Terrazas, jardines, porches y zonas comunes han dejado de ser espacios de paso para convertirse en lugares donde se vive, se comparte y se permanece. En este nuevo escenario, la iluminación exterior ya no solo hace visible el espacio: define cómo se percibe y cómo se habita. Faro Barcelona aborda ...
Terrazas, jardines, porches y zonas comunes han dejado de ser espacios de paso para convertirse en lugares donde se vive, se comparte y se permanece. En este nuevo escenario, la iluminación exterior ya no solo hace visible el espacio: define cómo se percibe y cómo se habita.

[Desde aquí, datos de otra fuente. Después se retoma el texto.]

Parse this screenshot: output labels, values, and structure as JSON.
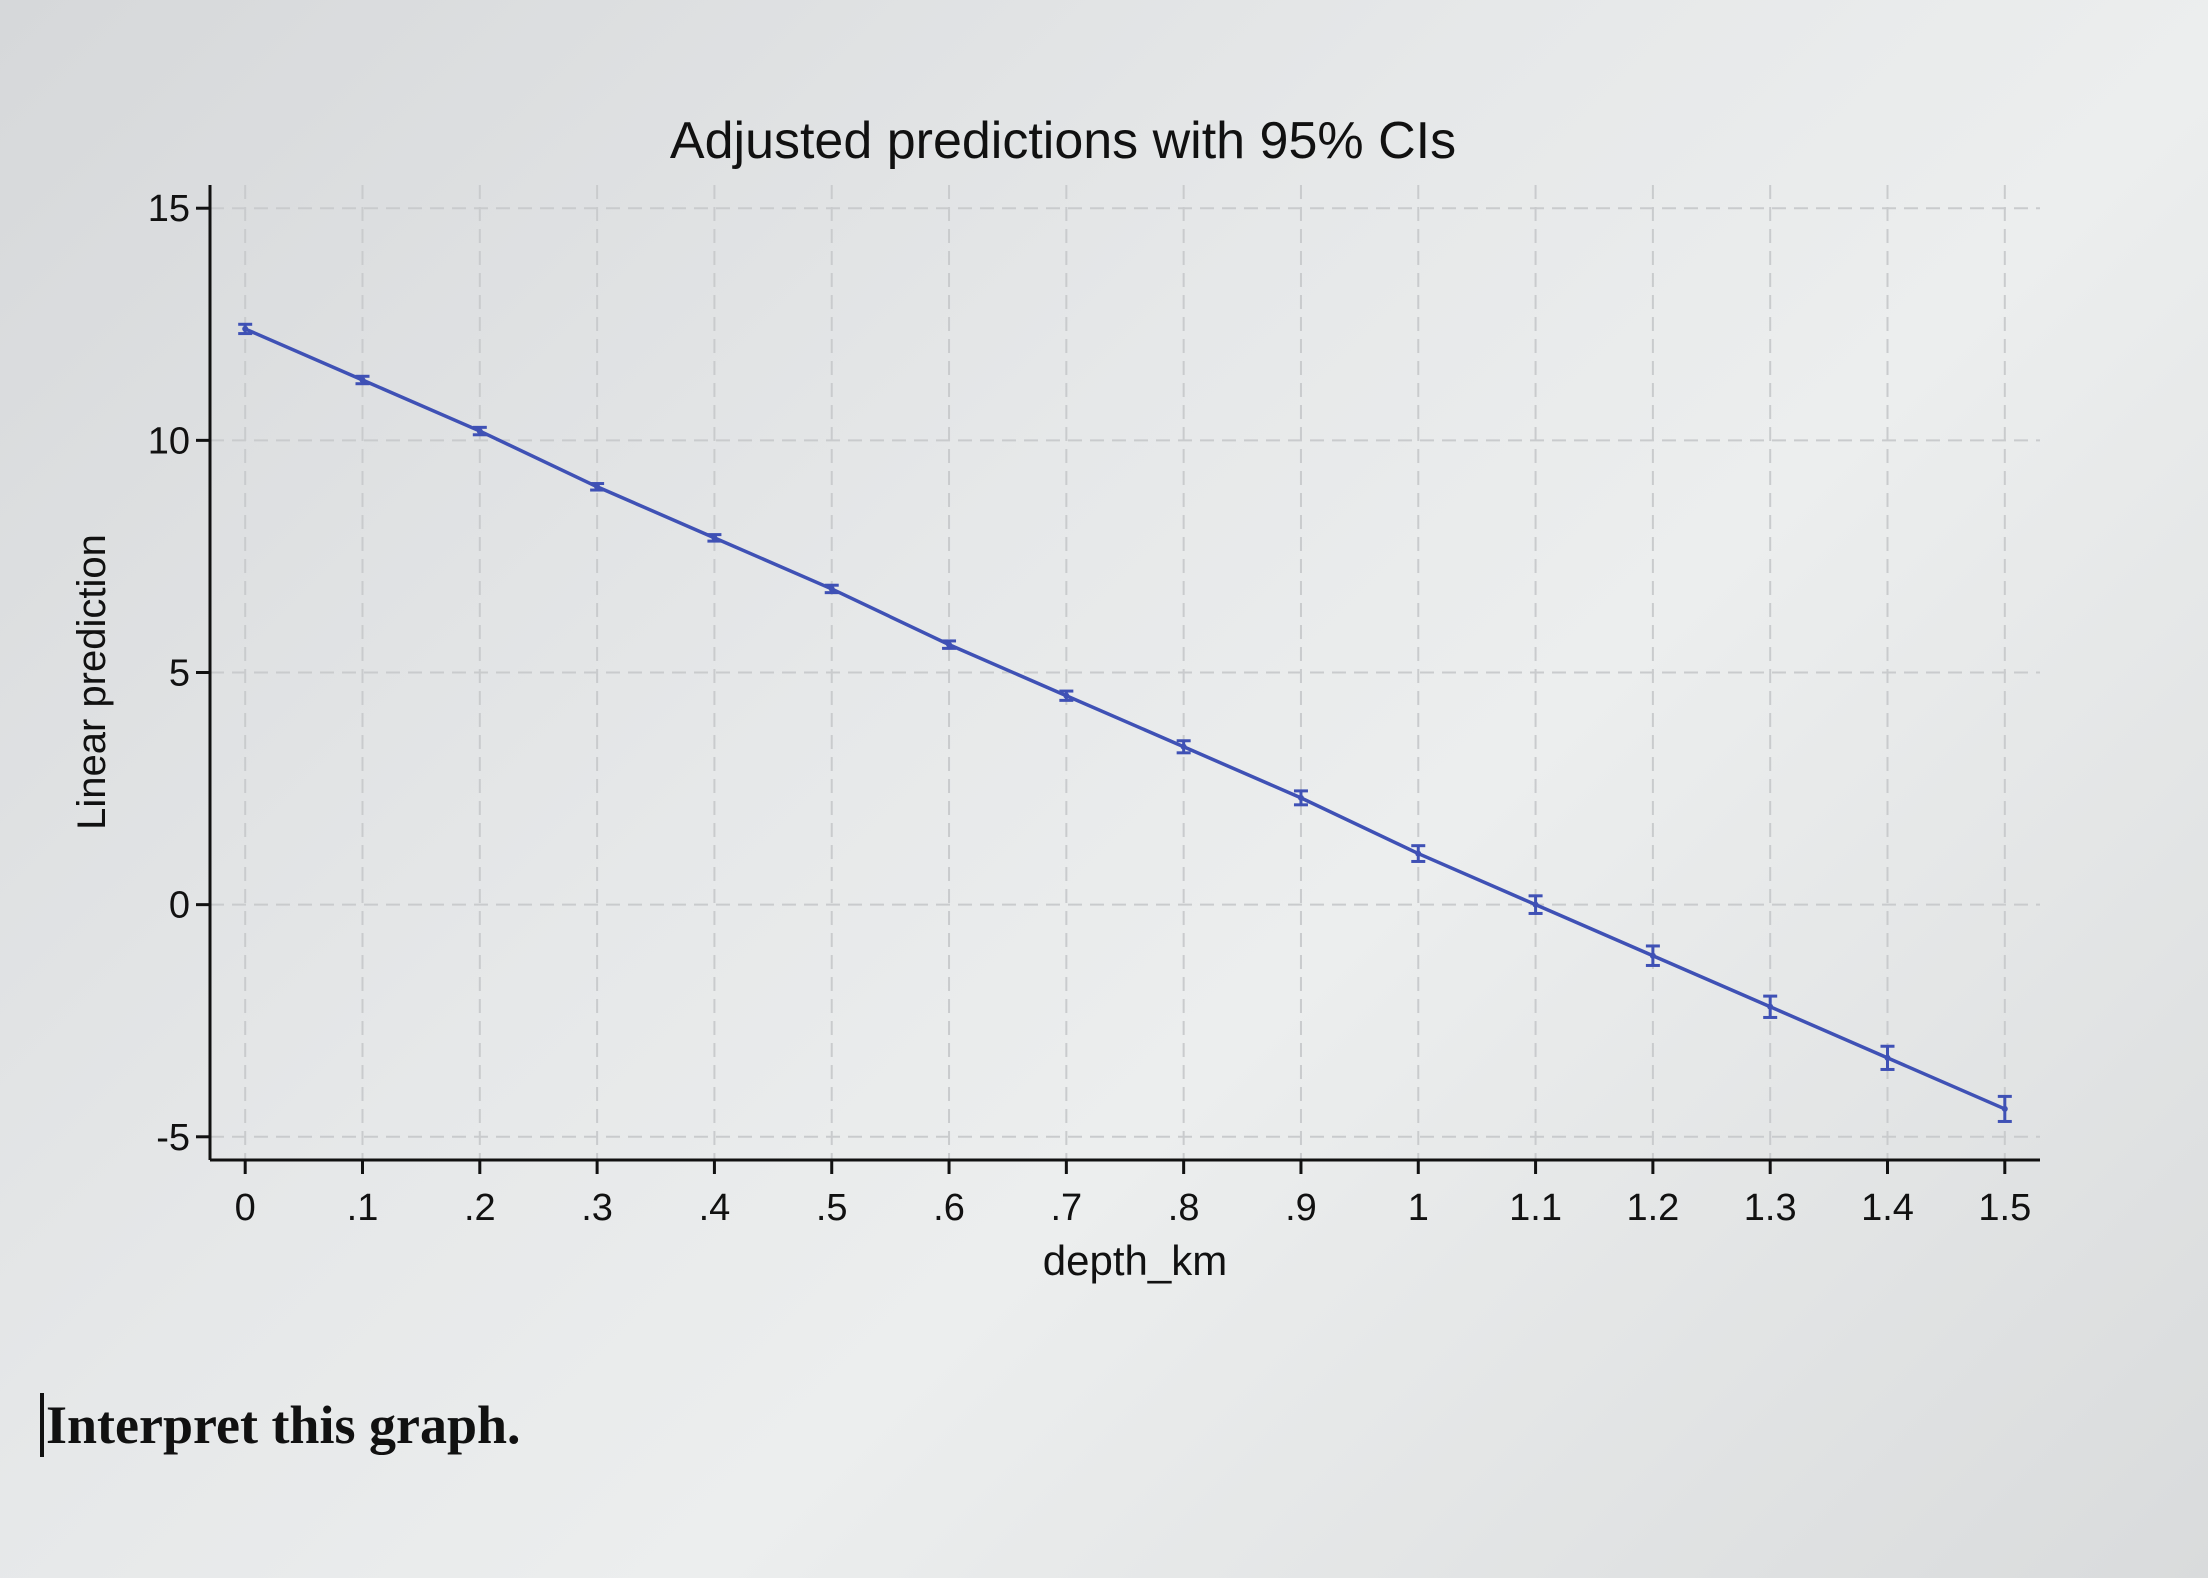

Faro Barcelona aborda esta evolución desde una idea clara: la luz debe acompañar. Acompañar el uso, el entorno y el paso del tiempo, combinando precisión técnica y sensibilidad estética.
DISEÑO EMOCIONAL
Cuando el exterior se convierte en un espacio vivido
El exterior evoluciona hacia espacios cada vez más habitables y expresivos. Terrazas, jardines o zonas comunes se conciben hoy como una extensión del interior, donde la luz juega un papel clave en la creación de atmósferas. La iluminación adquiere una dimensión más emocional.
En este contexto, colecciones como Saga y Narita, diseñadas por Carrasquet, reinterpretan la clásica guirnalda desde un lenguaje contemporáneo, transformándola en una herramienta de diseño. Estas luminarias permiten crear composiciones dinámicas a distintas alturas, aportando calidez, textura y carácter a porches, cenadores o terrazas.
PRECISIÓN Y CONTROL
Una luz que respeta el entorno
En iluminación exterior, la calidad de la luz es determinante. No se trata de iluminar más, sino de iluminar mejor: con precisión, confort visual y respeto por el entorno. Faro Barcelona apuesta por ópticas controladas y temperaturas cálidas que evitan el deslumbramiento y reducen la contaminación lumínica. Esta forma de iluminar no solo mejora la experiencia visual, sino que protege la noche y todo lo que ocurre en ella, respondiendo a una nueva manera de entender el outdoor: más consciente, más equilibrada y exigente.
Soluciones como Clap incorporan ópticas precisas que evitan el deslumbramiento y permiten un control responsable de la luz, minimizando el impacto ambiental y respetando el entorno nocturno. Este sistema lumínico ofrece una gran flexibilidad gracias a sus diversas categorías que permiten dirigir la luz exactamente donde es necesaria con estacas, balizas, apliques de pared o colgantes. Cada una de ellas con funciones específicas para la señalización de senderos, vegetación o elementos arquitectónicos, integrándose de forma natural en el paisaje.
DISEÑAR PARA DURAR
Más allá de la estética y la atmósfera, la iluminación exterior exige durabilidad. Las condiciones ambientales y el uso continuado requieren soluciones pensadas para resistir y mantener su rendimiento en el tiempo.
Faro Barcelona integra criterios de ecodiseño en el desarrollo de sus luminarias: materiales resistentes como el acero inoxidable o el hormigón, componentes optimizados y soluciones reparables que alargan su vida útil.
La sostenibilidad se entiende así como una consecuencia del buen diseño: menos consumo, mayor eficiencia y productos concebidos para perdurar.
"El resultado es una iluminación que combina control, confort y diseño emocional. Una luz que no solo resuelve un espacio, sino que acompaña la forma en la que se vive", aseguran.